Furthermore, the 125I-rmTPO uptake capacity within the
spleen and marrow of immune thrombocytopenic mice appeared to be
associated with a higher megakaryocytic mass when tissue samples were
examined by light microscopy. Internalization of 125I-rmTPO
by megakaryocytes and PLTs in the spleens and marrows of ITP mice was
also demonstrated directly using electron microscopic autoradiography.
Labeled PLTs were also found within splenic macrophages. Additionally,
the mean PLT volumes of RAMPS mice were significantly higher than those
of the control and irradiated mice (P < .05), as was the
bound 125I-rmTPO (cpm) per million PLT (P < .05).
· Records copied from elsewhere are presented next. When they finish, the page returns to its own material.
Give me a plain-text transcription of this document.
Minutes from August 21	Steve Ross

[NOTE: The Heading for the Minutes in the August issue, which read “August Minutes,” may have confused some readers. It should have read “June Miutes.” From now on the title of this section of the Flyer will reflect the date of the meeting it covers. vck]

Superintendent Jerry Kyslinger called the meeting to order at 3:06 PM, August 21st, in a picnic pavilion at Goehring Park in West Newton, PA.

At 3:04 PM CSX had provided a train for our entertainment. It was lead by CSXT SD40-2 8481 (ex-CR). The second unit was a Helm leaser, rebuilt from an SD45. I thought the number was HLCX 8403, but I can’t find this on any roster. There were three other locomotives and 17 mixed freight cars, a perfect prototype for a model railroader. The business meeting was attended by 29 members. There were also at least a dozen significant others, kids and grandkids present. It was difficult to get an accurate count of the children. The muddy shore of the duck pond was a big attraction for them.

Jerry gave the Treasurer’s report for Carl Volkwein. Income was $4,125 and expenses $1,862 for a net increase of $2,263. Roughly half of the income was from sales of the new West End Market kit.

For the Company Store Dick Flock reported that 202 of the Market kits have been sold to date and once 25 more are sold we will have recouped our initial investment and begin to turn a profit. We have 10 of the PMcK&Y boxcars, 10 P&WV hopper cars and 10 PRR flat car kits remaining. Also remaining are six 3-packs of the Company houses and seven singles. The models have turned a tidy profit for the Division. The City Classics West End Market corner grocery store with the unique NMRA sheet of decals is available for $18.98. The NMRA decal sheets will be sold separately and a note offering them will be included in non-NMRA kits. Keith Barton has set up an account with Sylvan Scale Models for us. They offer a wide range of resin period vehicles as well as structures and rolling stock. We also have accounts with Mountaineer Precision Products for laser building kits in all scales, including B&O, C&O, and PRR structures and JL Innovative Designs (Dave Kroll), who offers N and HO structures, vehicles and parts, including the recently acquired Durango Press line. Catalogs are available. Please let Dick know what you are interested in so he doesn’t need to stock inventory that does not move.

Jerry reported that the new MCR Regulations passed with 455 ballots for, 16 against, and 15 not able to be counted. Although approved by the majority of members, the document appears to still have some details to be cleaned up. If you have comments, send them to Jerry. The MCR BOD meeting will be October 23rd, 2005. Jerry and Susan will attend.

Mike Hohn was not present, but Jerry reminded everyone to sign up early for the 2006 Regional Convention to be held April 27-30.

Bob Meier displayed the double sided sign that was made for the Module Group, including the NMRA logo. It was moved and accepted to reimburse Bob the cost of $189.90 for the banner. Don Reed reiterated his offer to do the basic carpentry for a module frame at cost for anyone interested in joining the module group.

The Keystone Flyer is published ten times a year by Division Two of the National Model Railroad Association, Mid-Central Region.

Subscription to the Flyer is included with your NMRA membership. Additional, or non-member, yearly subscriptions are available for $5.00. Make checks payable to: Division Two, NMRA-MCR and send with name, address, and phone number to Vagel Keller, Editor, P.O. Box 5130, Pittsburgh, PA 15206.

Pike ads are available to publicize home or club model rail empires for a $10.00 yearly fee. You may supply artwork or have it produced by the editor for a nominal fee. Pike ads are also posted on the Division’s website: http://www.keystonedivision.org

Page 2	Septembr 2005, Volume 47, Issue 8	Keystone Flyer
Finally, significantly decreased 125I-rmTPO degradation
products were only found in the plasma of the irradiated mice compared
with control animals (P < .05). These data suggest that the
lack of Mpl+ cells in the mice with thrombocytopenia
secondary to megakaryocytic hypoplasia (irradiated) results in
decreased uptake and degradation of TPO and higher circulating TPO
levels. Furthermore, these data also suggest that, after a brief TPO
surge in response to immune thrombocytopenia (1 d RAMPS), the lack of
an inverse correlation of circulating TPO with PLT counts during
steady-state immune thrombocytopenic mice (5 d RAMPS + W/B
F1 male) is due, at least in part, to its uptake and
degradation by the high PLT turnover and increased mass of megakaryocytes.